Bei einer Dinner-Party, die sie für Guido und ihren gemeinsamen Freund und Steuerberater Benno gibt, kommt es zum Eklat. Guido demütigt sie und flirtet mit Branka. Bevor Magistra Moser ihre Gäste rausschmeißt, brechen sich in einer Hasstirade gegen Branka ihre sozialen Vorurteile Bahn. Branka übernimmt die Herrschaft über sie und die Wohnung. Als Magistra Moser aus Versehen Rocky, den Freund Brankas ersticht, dann von Branka gezwungen wird, mit ihr dessen Leiche zu beseitigen, und als sie erkennt, dass Branka den ersten Teil ihres Referats geschrieben hat, dreht sie endgültig durch. Das Stück treibt zu seinem Höhepunkt und unerwarteten Ende zu. Und der dämonische Captain Clean spielt keine unbedeutende Rolle dabei.

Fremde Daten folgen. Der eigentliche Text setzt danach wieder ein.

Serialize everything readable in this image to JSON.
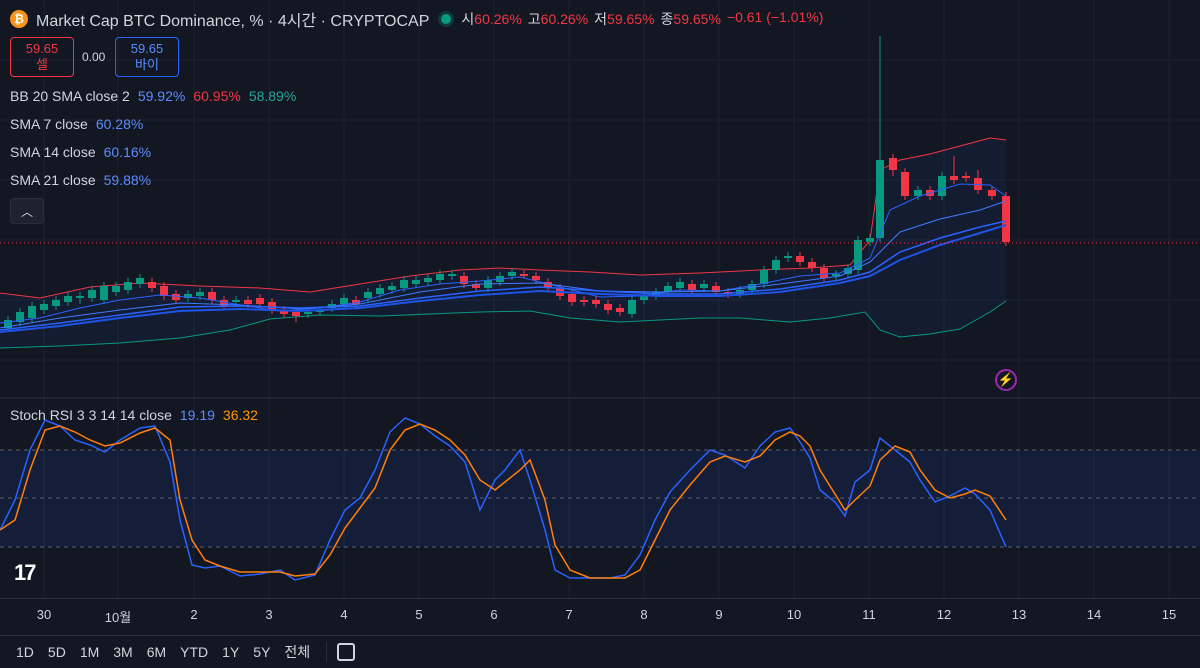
{
  "header": {
    "title": "Market Cap BTC Dominance, % · 4시간 · CRYPTOCAP",
    "icon_letter": "₿",
    "ohlc": [
      {
        "label": "시",
        "value": "60.26%"
      },
      {
        "label": "고",
        "value": "60.26%"
      },
      {
        "label": "저",
        "value": "59.65%"
      },
      {
        "label": "종",
        "value": "59.65%"
      }
    ],
    "change": "−0.61 (−1.01%)"
  },
  "trade": {
    "sell_price": "59.65",
    "sell_label": "셀",
    "spread": "0.00",
    "buy_price": "59.65",
    "buy_label": "바이"
  },
  "indicators": [
    {
      "name": "BB 20 SMA close 2",
      "values": [
        {
          "v": "59.92%",
          "color": "#5b8cff"
        },
        {
          "v": "60.95%",
          "color": "#f23645"
        },
        {
          "v": "58.89%",
          "color": "#26a69a"
        }
      ]
    },
    {
      "name": "SMA 7 close",
      "values": [
        {
          "v": "60.28%",
          "color": "#5b8cff"
        }
      ]
    },
    {
      "name": "SMA 14 close",
      "values": [
        {
          "v": "60.16%",
          "color": "#5b8cff"
        }
      ]
    },
    {
      "name": "SMA 21 close",
      "values": [
        {
          "v": "59.88%",
          "color": "#5b8cff"
        }
      ]
    }
  ],
  "stoch": {
    "name": "Stoch RSI 3 3 14 14 close",
    "k": "19.19",
    "d": "36.32"
  },
  "x_labels": [
    "30",
    "10월",
    "2",
    "3",
    "4",
    "5",
    "6",
    "7",
    "8",
    "9",
    "10",
    "11",
    "12",
    "13",
    "14",
    "15"
  ],
  "ranges": [
    "1D",
    "5D",
    "1M",
    "3M",
    "6M",
    "YTD",
    "1Y",
    "5Y",
    "전체"
  ],
  "icons": {
    "alert": "lightning-alert-icon",
    "collapse": "chevron-up-icon",
    "logo": "tradingview-logo-icon",
    "calendar": "goto-date-icon"
  },
  "colors": {
    "up": "#089981",
    "down": "#f23645",
    "bb_upper": "#f23645",
    "bb_lower": "#089981",
    "sma": "#2962ff",
    "k_line": "#2962ff",
    "d_line": "#ff7f0e"
  },
  "chart_data": [
    {
      "type": "candlestick",
      "title": "Market Cap BTC Dominance, %",
      "interval": "4시간",
      "last": {
        "open": 60.26,
        "high": 60.26,
        "low": 59.65,
        "close": 59.65
      },
      "overlays": [
        "BB 20 SMA close 2",
        "SMA 7 close",
        "SMA 14 close",
        "SMA 21 close"
      ],
      "series": [
        {
          "name": "BB 20 SMA close 2",
          "last_values": [
            59.92,
            60.95,
            58.89
          ]
        },
        {
          "name": "SMA 7 close",
          "last_value": 60.28
        },
        {
          "name": "SMA 14 close",
          "last_value": 60.16
        },
        {
          "name": "SMA 21 close",
          "last_value": 59.88
        }
      ]
    },
    {
      "type": "line",
      "title": "Stoch RSI 3 3 14 14 close",
      "series": [
        {
          "name": "K",
          "last_value": 19.19
        },
        {
          "name": "D",
          "last_value": 36.32
        }
      ],
      "ylim": [
        0,
        100
      ],
      "bands": [
        20,
        50,
        80
      ]
    }
  ]
}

Ein burleskes Katz-und-Maus-Spiel der Identitäten und eine bitterböse Parabel auf den so genannten Ausländer- und Genderdiskurs. Hier gibt es kein Gut und Böse, sondern nur den Widerstreit zwischen fiktiver Ordnung und Chaos. «Wie Branka sich nach oben putzte» zeigt uns auf grauenhaft unterhaltsame Art, welch winzige Wegstrecken uns alle vom Faschismus trennen. Ein Hybrid aus Farce, Zauberstück und Sozialreportage.
Richard Schuberth schrieb Wie Branka sich nach oben putzte im Frühling und Herbst 2010 als Auftragswerk des Theaterensembles daskunst unter Leitung von Aslı Kışlal. Es wurde am 16. Mai 2011 im 3-raum-Anatomietheater uraufgeführt. Der Autor spielte darin den Captain Clean.
Link zu daskunst:
Reaktionen & Rezensionen
Wie konnten diese beiden Frauen ihre Identitäten tauschen? Wer das erfahren will, möge sich anschnallen und auf eine tragikomische Achterbahnfahrt gefasst machen, denn Richard Schuberths Theaterstück „Wie Branka sich nach oben putzte“ beschreibt nicht nur auf eine wahnwitzige, sondern mitunter auch grauenerregende Weise, wie sich dieser Identitätswechsel schleichend vollziehen konnte und was der Faschismus – verkörpert durch Captain Clean – damit zu tun hat.
Mascha Dabić, dastandard.at
Hinter dem traurigen Putzkittel leuchtet kein politisch vereinnahmbares Aschenputtel hervor, das sich von der wohlmeinenden Soziologin retten lässt. Genauso wenig wie Moser selbst macht Branka der Leserin übermäßig viele Identifikationsangebote. Kaum scheint klar: Auf deren Seite bin ich, steht schon der nächste Widerspruch habt Acht. Das tut weh und macht Spaß. Tragikomödie eben.
Lisa Bolyos, Augustin
Eine mit stechendem Humor vorgetragene Satire, eine zunehmend surreale Theater-Soap mit dramatischer Komik, verzweifelten Ausbrüchen, schockierenden Freundlichkeiten und befreiender Gewalt.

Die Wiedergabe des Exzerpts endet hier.